Full disclosure, I’m the author of that blog post.


There is a dangerous form https://docs.microsoft.com/en-us/dotnet/standard/serializati...

> Binary serialization can be dangerous. Never deserialize data from an untrusted source and never round-trip serialized data to systems not under your control.

The killed it in .NET Core 1.x; but brought it back in .NET Core 2.x due to back compat and interop complaints


> The killed it in .NET Core 1.x; but brought it back in .NET Core 2.x due to back compat and interop complaints

I've been using .NET binary serialization for dirt cheap local snapshots for the purpose of undo/redo. It's perfect for this.


There are plenty of other options though, such as JSON, MessagePack, Protocol Buffers etc. And BinaryFormatter has always performed poorly against 3rd party libs, especially other binary formatters such MessagePack


Do any of these options support proper handling of cycles in the object graph out of the box?


Yes.

Using the Newtonsoft library you can configure it using `JsonSerializerSettings.ReferenceLoopHandling`, and with with protobuf-net you set `AsReference` on your class's `ProtoContractAttribute`. I don't think MessagePack-CSharp or msgpack-cli support cyclic references tho.


This is the entire point of NSSecureCoding as well. You must provide the list of allowed types and any unexpected ones trigger errors.


It's less useful now than it used to be. In an age of ubiquitous JSON there's much less need for sending Java objects over the wire.


Schema migration in vanilla Java Serialization is a pita. It's absolutely an anti-pattern to use it at all, as far as I'm concerned. So this is all good news.


And even more seamless...protobuf.


Blushing because this is the first I've heard of it - I owe you one :)


Protos are amazing and have so many advantages over json. You'll love them!


Wouldn't they be a pain to debug, given that they are binary? I wouldn't want to use a hex editor to verify if my data serializes properly.


I am not sure, exactly what do you mean by "verifying" that your data serializes properly?

Do you mean that you don't trust the protobuf implementation itself to write the correct bytes, or are you worried you may have written the proto file wrong?

If it's the first case, protobuf is a widely used format that has been rigorously tested in the field.
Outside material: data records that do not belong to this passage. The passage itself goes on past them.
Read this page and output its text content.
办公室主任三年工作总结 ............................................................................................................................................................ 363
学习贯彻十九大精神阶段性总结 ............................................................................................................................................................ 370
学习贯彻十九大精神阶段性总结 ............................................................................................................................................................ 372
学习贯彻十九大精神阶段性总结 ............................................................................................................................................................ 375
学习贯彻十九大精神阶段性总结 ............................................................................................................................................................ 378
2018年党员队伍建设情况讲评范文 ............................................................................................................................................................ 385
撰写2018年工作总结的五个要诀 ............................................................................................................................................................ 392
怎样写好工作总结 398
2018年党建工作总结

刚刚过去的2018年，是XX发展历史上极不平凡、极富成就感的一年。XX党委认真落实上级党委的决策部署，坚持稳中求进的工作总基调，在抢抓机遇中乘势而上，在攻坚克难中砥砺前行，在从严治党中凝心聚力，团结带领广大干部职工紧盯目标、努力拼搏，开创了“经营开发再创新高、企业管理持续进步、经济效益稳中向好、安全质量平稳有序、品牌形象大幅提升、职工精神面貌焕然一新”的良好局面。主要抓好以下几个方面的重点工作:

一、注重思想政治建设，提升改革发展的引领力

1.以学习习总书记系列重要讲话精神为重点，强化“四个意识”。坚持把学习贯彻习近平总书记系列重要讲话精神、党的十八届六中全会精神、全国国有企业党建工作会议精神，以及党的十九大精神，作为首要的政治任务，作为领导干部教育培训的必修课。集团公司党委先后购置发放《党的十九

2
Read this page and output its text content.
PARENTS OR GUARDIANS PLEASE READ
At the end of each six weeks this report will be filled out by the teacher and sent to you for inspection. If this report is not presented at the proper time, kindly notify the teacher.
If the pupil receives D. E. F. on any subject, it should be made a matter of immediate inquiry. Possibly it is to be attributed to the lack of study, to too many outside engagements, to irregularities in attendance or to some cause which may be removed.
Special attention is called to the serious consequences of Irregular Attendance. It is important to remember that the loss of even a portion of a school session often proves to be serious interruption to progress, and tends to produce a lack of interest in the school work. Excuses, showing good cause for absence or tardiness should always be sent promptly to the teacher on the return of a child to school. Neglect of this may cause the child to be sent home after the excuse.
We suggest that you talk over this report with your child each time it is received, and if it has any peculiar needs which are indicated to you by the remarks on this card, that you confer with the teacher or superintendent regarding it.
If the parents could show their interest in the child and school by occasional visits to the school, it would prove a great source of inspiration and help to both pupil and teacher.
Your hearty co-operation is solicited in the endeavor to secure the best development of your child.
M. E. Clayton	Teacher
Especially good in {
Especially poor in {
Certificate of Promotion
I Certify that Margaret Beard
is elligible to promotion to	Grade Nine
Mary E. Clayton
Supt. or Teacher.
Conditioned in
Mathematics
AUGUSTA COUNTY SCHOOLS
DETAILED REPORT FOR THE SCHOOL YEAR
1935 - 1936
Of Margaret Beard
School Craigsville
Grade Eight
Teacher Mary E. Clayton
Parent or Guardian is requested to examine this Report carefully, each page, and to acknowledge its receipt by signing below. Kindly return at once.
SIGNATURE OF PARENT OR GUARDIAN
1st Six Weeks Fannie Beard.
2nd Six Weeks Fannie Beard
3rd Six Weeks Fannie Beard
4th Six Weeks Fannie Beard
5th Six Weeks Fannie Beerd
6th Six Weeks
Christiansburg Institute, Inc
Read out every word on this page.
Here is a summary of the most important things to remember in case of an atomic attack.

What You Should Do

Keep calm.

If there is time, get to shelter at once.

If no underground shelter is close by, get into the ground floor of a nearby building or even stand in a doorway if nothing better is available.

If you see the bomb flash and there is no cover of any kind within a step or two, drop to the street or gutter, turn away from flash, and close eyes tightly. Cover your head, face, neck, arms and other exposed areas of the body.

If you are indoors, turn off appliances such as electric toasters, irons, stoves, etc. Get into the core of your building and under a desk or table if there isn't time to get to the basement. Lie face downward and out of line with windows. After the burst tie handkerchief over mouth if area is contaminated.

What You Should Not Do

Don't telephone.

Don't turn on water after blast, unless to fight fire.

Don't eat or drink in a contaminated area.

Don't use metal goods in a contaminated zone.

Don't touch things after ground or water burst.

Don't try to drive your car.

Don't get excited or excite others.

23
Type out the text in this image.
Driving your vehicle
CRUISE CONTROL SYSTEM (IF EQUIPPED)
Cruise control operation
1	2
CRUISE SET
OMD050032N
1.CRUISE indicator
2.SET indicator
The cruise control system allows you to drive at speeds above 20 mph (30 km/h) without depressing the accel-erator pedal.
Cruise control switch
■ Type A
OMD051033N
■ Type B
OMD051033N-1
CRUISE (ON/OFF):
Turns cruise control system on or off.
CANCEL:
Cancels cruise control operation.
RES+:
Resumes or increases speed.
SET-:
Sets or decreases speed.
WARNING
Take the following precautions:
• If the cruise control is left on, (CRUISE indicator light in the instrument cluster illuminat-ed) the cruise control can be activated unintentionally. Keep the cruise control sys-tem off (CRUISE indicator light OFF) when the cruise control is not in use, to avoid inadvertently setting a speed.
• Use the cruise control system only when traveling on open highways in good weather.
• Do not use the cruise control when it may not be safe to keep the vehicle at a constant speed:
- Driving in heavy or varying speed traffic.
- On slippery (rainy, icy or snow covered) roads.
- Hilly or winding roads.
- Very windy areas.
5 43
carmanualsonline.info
Provided you use it for a major language, you should be fine.

If it's the second case - could you not just serialize and then deserialize, and check that the objects that pop out again are the same as the ones that you sent in?


There is a robust though mostly undocumented text format.

I've even seen Google projects use text protos for config files.

Or to decode binary files, use the protoc tool.


Where have you been hiding.


I’m beginning to think there really is an xkcd for everything: https://www.xkcd.com/1053/

(Everything that tends to come up on HB, anyway)


I meant it in a friendly way, knowing that there is a tonne of shit I don't know. But ASCII can't convey that. Maybe Unicode can. Should of put a smiley.


I would hate to see serialization go completely. It has its uses. Maybe Java should copy the attributes that the C# data contract serializer uses to mark the subset of classes that may appear in serialized form. It coukd be retrofitted and would be a less drastic change at the same time.


Ugh, don't remind me about the data contract serializer. Silent failure for unexpected ordering of XML elements is boneheaded default behavior.


Java has had the "transient" keyword for that since 1.0.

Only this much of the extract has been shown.